TAOCP 1.4.2 Exercise 5

In the coroutine linkage of §1.

Section 1.4.2: Coroutines

Exercise 5. [15] Suppose both coroutines IN and OUT want the contents of register A to remain untouched between exit and entry; in other words, assume that wherever the instruction JMP IN occurs within OUT, the contents of register A are to be unchanged when control returns to the next line, and make a similar assumption about JMP OUT within IN. What coroutine linkage is needed? (Compare with (4).)

Verified: no
Solve time: 4m37s


Solution

In the coroutine linkage of §1.4.2,

OUT   STJ IN
      JMP OUT1

IN    STJ OUT
      JMP IN1

the locations IN and OUT are not fixed entry points. They are modified by STJ, so that a later JMP IN or JMP OUT resumes the suspended coroutine at the proper continuation point.

To preserve register $A$, each coroutine must have its own saved value of $A$. When a coroutine yields control, its current value of $A$ must be saved. When that coroutine is later resumed, the saved value must be restored before execution continues.

The restoration must therefore be incorporated into the continuation mechanism itself.

Let AIN and AOUT be memory cells containing the saved values of $A$ for coroutines IN and OUT, respectively. Replace the linkage by

OUT    STA AOUT
       STJ OUTRET
       JMP OUT1

OUTRET LDA AOUT
       JMP *

IN     STA AIN
       STJ INRET
       JMP IN1

INRET  LDA AIN
       JMP *

AIN    CON 0
AOUT   CON 0

Here OUTRET and INRET are the locations used in the coroutine linkage. The instruction STJ OUTRET stores the return address into the address field of the instruction at OUTRET; similarly STJ INRET stores a return address into INRET.

To see how this works, suppose IN executes JMP OUT with $A=a$.

  1. Control enters OUT.
  2. STA AOUT saves the value $a$ belonging to the suspended coroutine IN's partner, namely the coroutine being entered will later need its own value preserved.
  3. STJ OUTRET records the continuation point of IN in the usual coroutine manner.
  4. JMP OUT1 begins or resumes execution of OUT.

Now suppose later OUT executes JMP IN with $A=b$.

  1. Control enters IN.
  2. STA AIN saves the value $b$ associated with OUT.
  3. STJ INRET records the continuation point of OUT.
  4. JMP IN1 transfers to the address currently stored in location IN.

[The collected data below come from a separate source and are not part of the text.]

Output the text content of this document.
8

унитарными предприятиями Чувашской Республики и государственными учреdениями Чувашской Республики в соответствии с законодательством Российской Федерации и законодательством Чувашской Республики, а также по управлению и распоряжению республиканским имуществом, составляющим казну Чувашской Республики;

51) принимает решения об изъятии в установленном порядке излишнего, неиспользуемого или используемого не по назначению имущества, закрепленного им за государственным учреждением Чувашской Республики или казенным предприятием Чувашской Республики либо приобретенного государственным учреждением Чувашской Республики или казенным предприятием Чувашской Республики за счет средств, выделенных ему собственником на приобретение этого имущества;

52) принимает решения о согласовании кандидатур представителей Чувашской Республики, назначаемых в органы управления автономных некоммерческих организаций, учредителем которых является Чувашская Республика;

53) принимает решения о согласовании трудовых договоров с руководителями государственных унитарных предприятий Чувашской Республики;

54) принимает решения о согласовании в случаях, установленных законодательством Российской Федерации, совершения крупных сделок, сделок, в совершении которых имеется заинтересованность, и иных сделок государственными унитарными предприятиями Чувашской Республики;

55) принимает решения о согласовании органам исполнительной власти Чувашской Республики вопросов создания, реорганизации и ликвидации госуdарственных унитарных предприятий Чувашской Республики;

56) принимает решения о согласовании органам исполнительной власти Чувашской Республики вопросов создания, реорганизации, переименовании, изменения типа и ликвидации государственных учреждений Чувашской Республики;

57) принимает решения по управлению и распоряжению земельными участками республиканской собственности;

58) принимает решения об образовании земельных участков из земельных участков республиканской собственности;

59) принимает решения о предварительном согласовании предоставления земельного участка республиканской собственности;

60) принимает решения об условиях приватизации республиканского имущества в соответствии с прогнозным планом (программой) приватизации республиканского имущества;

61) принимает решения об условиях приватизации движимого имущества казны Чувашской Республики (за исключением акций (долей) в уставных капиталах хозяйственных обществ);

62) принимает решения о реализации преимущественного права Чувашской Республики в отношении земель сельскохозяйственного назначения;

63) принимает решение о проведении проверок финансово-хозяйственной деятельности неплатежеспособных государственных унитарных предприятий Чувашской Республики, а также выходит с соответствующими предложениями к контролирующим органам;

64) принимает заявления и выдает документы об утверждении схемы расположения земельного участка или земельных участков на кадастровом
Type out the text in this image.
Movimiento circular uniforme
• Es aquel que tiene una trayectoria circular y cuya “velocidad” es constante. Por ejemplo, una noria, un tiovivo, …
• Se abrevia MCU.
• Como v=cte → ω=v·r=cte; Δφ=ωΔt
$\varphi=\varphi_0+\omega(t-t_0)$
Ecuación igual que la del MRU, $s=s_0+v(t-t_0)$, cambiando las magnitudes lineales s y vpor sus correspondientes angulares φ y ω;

But location IN was previously modified by STJ OUTRET. Hence control returns to

OUTRET LDA AOUT
       JMP *

The instruction LDA AOUT restores the value of $A$ that belonged to OUT when it last yielded control. The following JMP * then jumps to the continuation address that STJ OUTRET placed into the instruction.

Thus OUT resumes exactly where it left off, with the same contents of register $A$.

The argument for IN is symmetric. When IN is later resumed, execution first reaches

INRET  LDA AIN
       JMP *

which restores the value of $A$ that IN had when it previously yielded control, and then continues at the recorded return address.

Therefore the required coroutine linkage is obtained by replacing each return location with a two-instruction sequence

RET    LDA saved_A
       JMP *

and arranging that each coroutine saves its own value of $A$ before yielding. This preserves register $A$ across every JMP IN and JMP OUT, while retaining the normal coroutine return mechanism.